RESSOURCES NATURELLES DANS LES COLLECTIVITÉS Des élus de Kébémer à l’école de la gestion

Plus de cinquante élus locaux de Kébémer sont réunis dans la commune par l’UAEL (union des associations des élus locaux) pour une formation sur l’exercice de la compétence transférée en matière d’environnement et de gestion des ressources naturelles hier vendredi.

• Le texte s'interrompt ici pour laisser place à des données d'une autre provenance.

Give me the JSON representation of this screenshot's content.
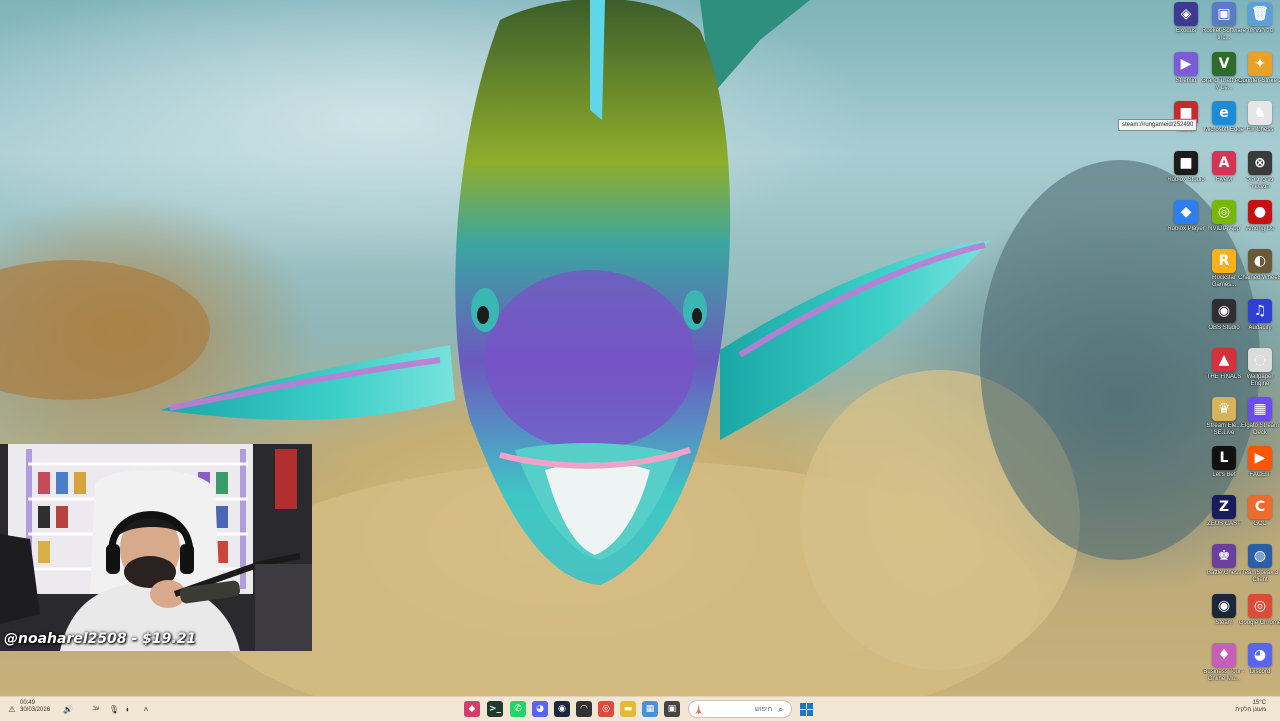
{
  "desktop_icons": [
    {
      "id": "exodus",
      "label": "Exodus",
      "glyph": "◈",
      "color": "#3d3a8f",
      "icon": "exodus-icon"
    },
    {
      "id": "rockstar-launcher",
      "label": "Rocket Software Inc...",
      "glyph": "▣",
      "color": "#5b7cc4",
      "icon": "app-shortcut-icon"
    },
    {
      "id": "recycle-bin",
      "label": "סל המחזור",
      "glyph": "🗑",
      "color": "#5d9fd8",
      "icon": "recycle-bin-icon"
    },
    {
      "id": "streamio",
      "label": "Stremio",
      "glyph": "▶",
      "color": "#7b5cd6",
      "icon": "stremio-icon"
    },
    {
      "id": "gta-v",
      "label": "Grand Theft Auto V Le...",
      "glyph": "V",
      "color": "#2f6b2a",
      "icon": "gta-icon"
    },
    {
      "id": "counter-strike",
      "label": "Counter-Strike 2",
      "glyph": "✦",
      "color": "#e9a227",
      "icon": "counter-strike-icon"
    },
    {
      "id": "roblox-red",
      "label": "Roblox",
      "glyph": "■",
      "color": "#c8292c",
      "icon": "roblox-red-icon"
    },
    {
      "id": "edge",
      "label": "Microsoft Edge",
      "glyph": "e",
      "color": "#1e8bd6",
      "icon": "edge-icon"
    },
    {
      "id": "fivem-chess",
      "label": "Fix Chess",
      "glyph": "♞",
      "color": "#e6e6e6",
      "icon": "chess-icon"
    },
    {
      "id": "roblox-studio",
      "label": "Roblox Studio",
      "glyph": "■",
      "color": "#1c1c1c",
      "icon": "roblox-studio-icon"
    },
    {
      "id": "fivem",
      "label": "FiveM",
      "glyph": "A",
      "color": "#d63455",
      "icon": "fivem-icon"
    },
    {
      "id": "steam-controller",
      "label": "מרכז ניהול המכשיר",
      "glyph": "⊗",
      "color": "#3a3a3a",
      "icon": "device-icon"
    },
    {
      "id": "roblox-player",
      "label": "Roblox Player",
      "glyph": "◆",
      "color": "#2e7ef0",
      "icon": "roblox-player-icon"
    },
    {
      "id": "nvidia",
      "label": "NVIDIA App",
      "glyph": "◎",
      "color": "#76b900",
      "icon": "nvidia-icon"
    },
    {
      "id": "among-us",
      "label": "Among Us",
      "glyph": "●",
      "color": "#c51111",
      "icon": "among-us-icon"
    },
    {
      "id": "rockstar",
      "label": "Rockstar Games...",
      "glyph": "R",
      "color": "#fcaf17",
      "icon": "rockstar-icon"
    },
    {
      "id": "chained",
      "label": "Chained Wheels",
      "glyph": "◐",
      "color": "#6b5a3a",
      "icon": "game-icon"
    },
    {
      "id": "obs",
      "label": "OBS Studio",
      "glyph": "◉",
      "color": "#302e31",
      "icon": "obs-icon"
    },
    {
      "id": "audacity",
      "label": "Audacity",
      "glyph": "♫",
      "color": "#2f3fd1",
      "icon": "audacity-icon"
    },
    {
      "id": "the-finals",
      "label": "THE FINALS",
      "glyph": "▲",
      "color": "#d6303c",
      "icon": "the-finals-icon"
    },
    {
      "id": "wallpaper",
      "label": "Wallpaper Engine",
      "glyph": "◌",
      "color": "#dcdcdc",
      "icon": "wallpaper-engine-icon"
    },
    {
      "id": "streamelements",
      "label": "Stream Ele... SE.Live",
      "glyph": "♛",
      "color": "#d9b35a",
      "icon": "streamelements-icon"
    },
    {
      "id": "elgato",
      "label": "Elgato Stream Deck",
      "glyph": "▦",
      "color": "#6c4cf0",
      "icon": "stream-deck-icon"
    },
    {
      "id": "lets-bet",
      "label": "Let's Bet",
      "glyph": "L",
      "color": "#111111",
      "icon": "lets-bet-icon"
    },
    {
      "id": "faceit",
      "label": "FACEIT",
      "glyph": "▶",
      "color": "#ff5500",
      "icon": "faceit-icon"
    },
    {
      "id": "zeus-cast",
      "label": "ZEUS CAST",
      "glyph": "Z",
      "color": "#1a1a5e",
      "icon": "zeus-cast-icon"
    },
    {
      "id": "gcc",
      "label": "GCC",
      "glyph": "C",
      "color": "#ec6b2d",
      "icon": "gcc-icon"
    },
    {
      "id": "battle-net",
      "label": "Battle.Chess",
      "glyph": "♚",
      "color": "#6a3fa0",
      "icon": "game-icon"
    },
    {
      "id": "teamspeak",
      "label": "TeamSpeak 3 Client",
      "glyph": "◍",
      "color": "#2a5ea8",
      "icon": "teamspeak-icon"
    },
    {
      "id": "steam",
      "label": "Steam",
      "glyph": "◉",
      "color": "#1b2838",
      "icon": "steam-icon"
    },
    {
      "id": "chrome",
      "label": "Google Chrome",
      "glyph": "◎",
      "color": "#dd4b39",
      "icon": "chrome-icon"
    },
    {
      "id": "business-tour",
      "label": "Business Tour - Online Mu...",
      "glyph": "♦",
      "color": "#c65fb7",
      "icon": "business-tour-icon"
    },
    {
      "id": "discord",
      "label": "Discord",
      "glyph": "◕",
      "color": "#5865f2",
      "icon": "discord-icon"
    }
  ],
  "tooltip": "steam://rungameid/252490",
  "webcam": {
    "caption": "@noaharel2508 - $19.21"
  },
  "taskbar": {
    "clock_time": "00:49",
    "clock_date": "30/03/2026",
    "language": "ENG",
    "language_sub": "עב",
    "weather_temp": "15°C",
    "weather_desc": "מעונן חלקית",
    "search_placeholder": "חיפוש",
    "pinned": [
      {
        "id": "copilot",
        "glyph": "◆",
        "color": "#d23d6d",
        "icon": "copilot-icon"
      },
      {
        "id": "terminal",
        "glyph": ">_",
        "color": "#1f3a2e",
        "icon": "terminal-icon"
      },
      {
        "id": "whatsapp",
        "glyph": "✆",
        "color": "#25d366",
        "icon": "whatsapp-icon"
      },
      {
        "id": "discord",
        "glyph": "◕",
        "color": "#5865f2",
        "icon": "discord-icon"
      },
      {
        "id": "steam",
        "glyph": "◉",
        "color": "#1b2838",
        "icon": "steam-icon"
      },
      {
        "id": "headset",
        "glyph": "◠",
        "color": "#333333",
        "icon": "headset-icon"
      },
      {
        "id": "chrome",
        "glyph": "◎",
        "color": "#dd4b39",
        "icon": "chrome-icon"
      },
      {
        "id": "explorer",
        "glyph": "▬",
        "color": "#e7b73a",
        "icon": "folder-icon"
      },
      {
        "id": "store",
        "glyph": "▦",
        "color": "#4a90d9",
        "icon": "store-icon"
      },
      {
        "id": "task-view",
        "glyph": "▣",
        "color": "#444444",
        "icon": "task-view-icon"
      }
    ]
  }
}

Cette formation de trois jours vise à renforcer les capacités des élus locaux pour un exercice plein des compétences qui leur sont transférées en matière d’environnement et de gestion des ressources naturelles pour un développement local durable, a indiqué le responsable de la formation, Mamadou Lô. Financée par la coopération hollandaise, cette formation qui se déroulera dans grandes villes-départements devrait amener les élus à pouvoir mesurer et prendre en compte les impacts environnementaux de tous ouvrages à ériger dans leur territoire communautaire, a dit M. Lô.

Les Pays-Bas ont consenti une enveloppe de 305 millions de francs pour le programme de renforcement des capacités des élus locaux en environnement et gestion des ressources naturelles (PRECAE-GRN), a soutenu le superviseur local de la formation, l’adjoint au maire de Kébémer, Ababacar Khalifa Mboup. La particularité de cette rencontre est que le volet environnement est la compétence la plus marginalisée dans la nomenclature budgétaire des collectivités locales alors que c’est une question transversale pas bien comprise, a relevé M. Mboup.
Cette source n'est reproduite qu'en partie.